Sectarian divisions haunt central Nigerian city
By Joe Brock
JOS, Nigeria (Reuters) - An outsider crossing the dried-up gulley between two neighbourhoods in this central Nigerian city might not notice he had stepped over one of its increasingly tense sectarian dividing lines.
On both sides, stallholders sell freshly slaughtered meat and tropical fruit under umbrellas. Motorcycle taxis weave in and out of the traffic. Soldiers with AK-47s on the street corners are the only outward sign all is not well.
"No Christians come here because they are scared. We used to have Christians running stalls here but now there is no trust," said Umar, a Muslim, from behind a pile of mangoes and pineapples.
It is a sentiment mirrored on the other side of the gulley.
"I don't want Muslims in my market," said Victor, the Christian owner of a meat stall five minutes away.
Perched on a plateau in Nigeria's "Middle Belt", where the Muslim north meets the largely Christian south, Jos's temperate climate and lush vegetation long made it a weekend retreat for Nigerians looking to escape the heat and hustle of other cities.
But the colonial-style villas dotting the surrounding hills lie largely empty. The dusty streets of the city centre, lined with market stalls and strewn with rubbish, are shared by military patrols and nervous crowds who discuss rumours of the latest violence, now almost a daily occurrence.
More than 200 people have been killed in sectarian violence in and around Jos since a series of bombs shattered Christmas Eve celebrations almost two months ago.
In the latest attack on Tuesday, a butcher stabbed a policeman to death as he tried to buy meat for a Muslim festival, triggering clashes in which another 10 people died.
The bloodletting is not rooted in religious fervour, but in rivalry between mostly Christian ethnic groups who can trace their ancestry in the region back several generations -- known as indigenes -- and settlers from the Muslim north.

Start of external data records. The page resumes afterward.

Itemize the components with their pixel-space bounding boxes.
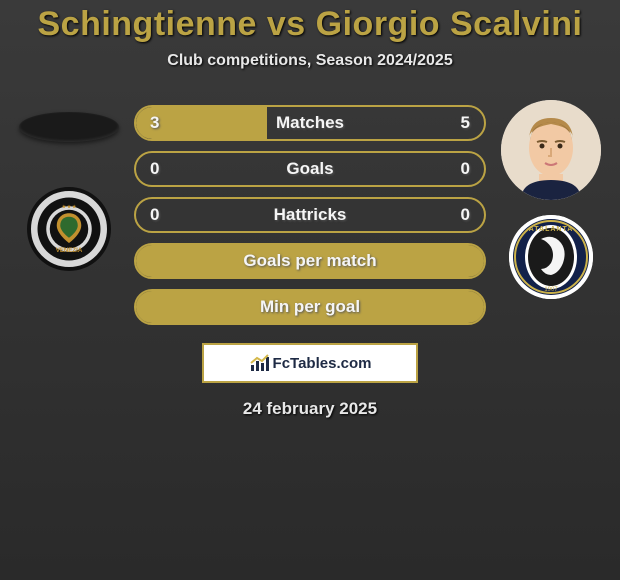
stat-label: Min per goal (136, 297, 484, 317)
brand-text: FcTables.com (273, 355, 372, 372)
subtitle: Club competitions, Season 2024/2025 (0, 52, 620, 70)
venezia-crest-icon: VENEZIA ★ ★ ★ (34, 194, 104, 264)
stat-value-right: 5 (461, 113, 470, 133)
chart-icon (249, 353, 271, 373)
svg-text:1907: 1907 (544, 287, 558, 293)
comparison-card: Schingtienne vs Giorgio Scalvini Club co… (0, 0, 620, 419)
stat-label: Goals per match (136, 251, 484, 271)
avatar-icon (501, 100, 601, 200)
stat-row: 0Goals0 (134, 151, 486, 187)
brand-box[interactable]: FcTables.com (202, 343, 418, 383)
stat-label: Matches (136, 113, 484, 133)
player-photo-right (501, 100, 601, 200)
club-badge-left: VENEZIA ★ ★ ★ (27, 187, 111, 271)
player-photo-left (19, 112, 119, 142)
stats-bars: 3Matches50Goals00Hattricks0Goals per mat… (134, 105, 486, 325)
date-text: 24 february 2025 (0, 399, 620, 419)
club-badge-right: ATALANTA 1907 (509, 215, 593, 299)
svg-text:★ ★ ★: ★ ★ ★ (61, 204, 76, 209)
page-title: Schingtienne vs Giorgio Scalvini (0, 5, 620, 44)
stat-label: Hattricks (136, 205, 484, 225)
stat-row: Min per goal (134, 289, 486, 325)
atalanta-crest-icon: ATALANTA 1907 (509, 215, 593, 299)
stat-row: Goals per match (134, 243, 486, 279)
main-row: VENEZIA ★ ★ ★ 3Matches50Goals00Hattricks… (0, 100, 620, 325)
left-player-column: VENEZIA ★ ★ ★ (14, 100, 124, 271)
stat-value-right: 0 (461, 205, 470, 225)
stat-row: 0Hattricks0 (134, 197, 486, 233)
stat-value-right: 0 (461, 159, 470, 179)
svg-text:ATALANTA: ATALANTA (529, 226, 574, 233)
svg-text:VENEZIA: VENEZIA (56, 247, 83, 254)
stat-label: Goals (136, 159, 484, 179)
right-player-column: ATALANTA 1907 (496, 100, 606, 299)
stat-row: 3Matches5 (134, 105, 486, 141)
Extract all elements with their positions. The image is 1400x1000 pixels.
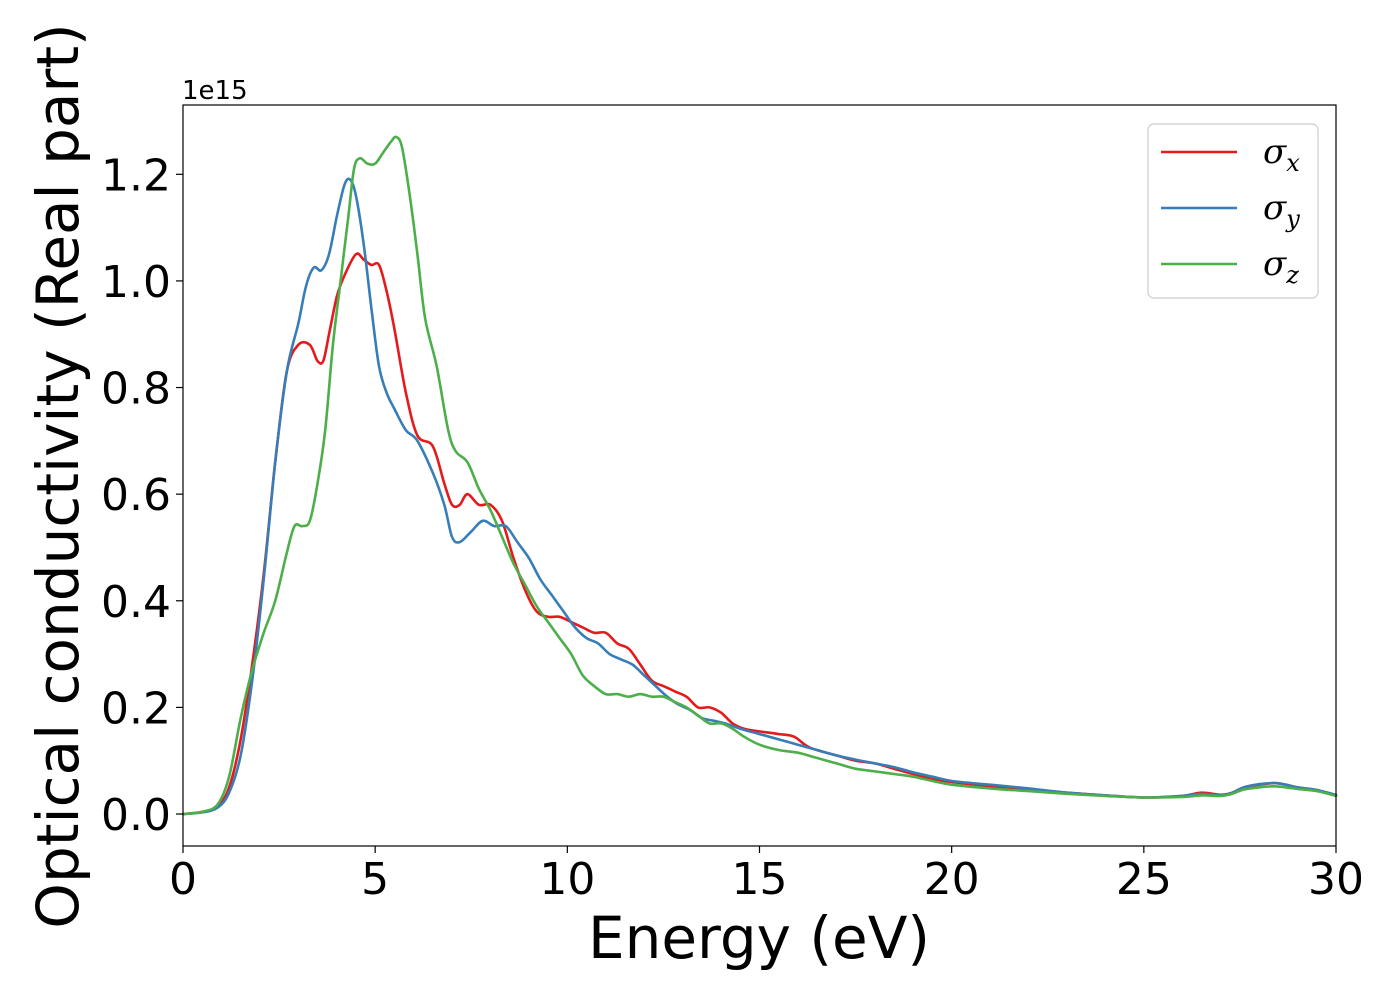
x-axis-title: Energy (eV) xyxy=(588,904,930,972)
series-line-sigma-y xyxy=(181,177,1338,816)
series-line-sigma-z xyxy=(181,135,1338,816)
legend-label-sigma-y: σy xyxy=(1263,188,1300,233)
legend-label-sigma-x: σx xyxy=(1263,132,1300,177)
series-layer xyxy=(181,135,1338,816)
legend-frame xyxy=(1147,123,1319,299)
y-tick-label: 0.6 xyxy=(101,470,171,521)
y-tick-label: 0.8 xyxy=(101,364,171,415)
y-tick-label: 0.2 xyxy=(101,683,171,734)
x-tick-label: 10 xyxy=(539,854,595,905)
y-tick-label: 0.0 xyxy=(101,790,171,841)
x-axis-ticks: 0 5 10 15 20 25 30 xyxy=(169,846,1364,905)
x-tick-label: 25 xyxy=(1116,854,1172,905)
y-axis-ticks: 0.0 0.2 0.4 0.6 0.8 1.0 1.2 xyxy=(101,150,183,841)
x-tick-label: 20 xyxy=(924,854,980,905)
y-tick-label: 0.4 xyxy=(101,577,171,628)
y-offset-label: 1e15 xyxy=(182,76,248,106)
legend-label-sigma-z: σz xyxy=(1263,244,1299,289)
legend: σx σy σz xyxy=(1147,123,1319,299)
x-tick-label: 30 xyxy=(1308,854,1364,905)
x-tick-label: 0 xyxy=(169,854,197,905)
y-axis-title: Optical conductivity (Real part) xyxy=(24,23,92,928)
y-tick-label: 1.2 xyxy=(101,150,171,201)
y-tick-label: 1.0 xyxy=(101,257,171,308)
x-tick-label: 5 xyxy=(361,854,389,905)
x-tick-label: 15 xyxy=(732,854,788,905)
series-line-sigma-x xyxy=(181,252,1338,816)
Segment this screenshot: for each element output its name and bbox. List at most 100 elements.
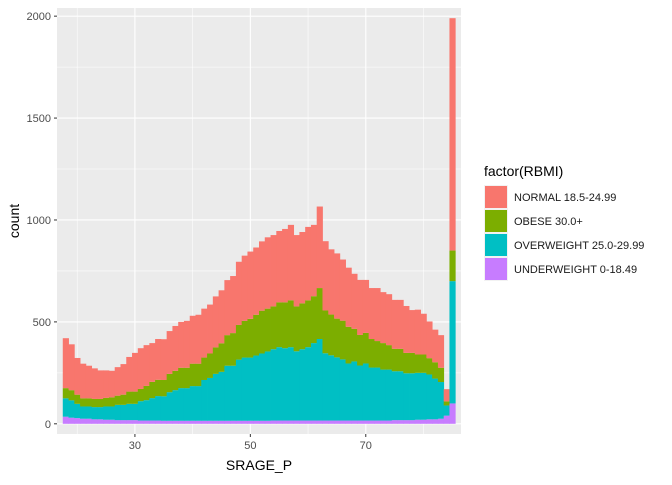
bar-obese-64: [328, 314, 335, 356]
bar-overweight-72: [374, 367, 381, 421]
bar-normal-62: [316, 206, 323, 289]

"There used to be mutual respect but the whole place is polarised, we have places we can't go and the Christians have the same thing," said Khadijah Hawaja, a Muslim community leader who went to a Catholic school as a child.
"It wasn't always like this ... I've been here all my 47 years but now I send my children to school outside of this state," she told Reuters, dressed in a headscarf and sitting in the small living room of her city-centre home.
Thousands have been killed in clashes in the region over the past decade but the Christmas Eve bombings have unleashed a new wave of violence. Many of the killings take place in isolated villages in the hills around the city.
The economy of Plateau state, of which Jos is the capital, had relied on the fruit and vegetable it supplies to cities across Africa's most populous nation, and on tourism, after mining and manufacturing firms scaled down or moved away.
Rivalry for scant economic opportunities combined with local government policies that have actively discriminated against non-indigenes have fuelled divisions.
"Jos used to be known for its tourism, people came here for holidays and weddings. It was such a beautiful place. With the violence, everyone has forgotten," said Marcel Edegar, who has moved recently from the centre to a safer Christian suburb.
It boasts two golf courses, a polo club and can even claim ex-British Prime Minister John Major as a former resident.
But many shops are now boarded up, hotels shut and huge market areas left empty and vandalised.
"It has all affected the economy so badly. Markets have been burned down, people are losing their livelihood. We rely on trade but people are fearful to come out and trade," said Dauda Lamba, special media assistant to the Plateau state governor.
Muslim groups complain of under-representation in local politics, saying it is dominated by indigenes. Christians argue the same is true across Nigeria and they should not be expected to give up their rights.
But religious and ethnic identity overlap in Jos, as elsewhere in Nigeria. Attacks are usually angry acts of retribution carried out by youths frustrated at a lack of jobs and opportunities, rather than acts of religious hatred.
For some this gives hope that Plateau -- dubbed "the state of peace and tourism" on its car licence plates -- can regain its former status as a haven of calm in a boisterous nation.
"You wouldn't believe it would you? But we know what it can be like when Muslims and Christians were all working together before. We must all be willing to compromise and forgive the past and we can bring back what we remember," Hawaja said.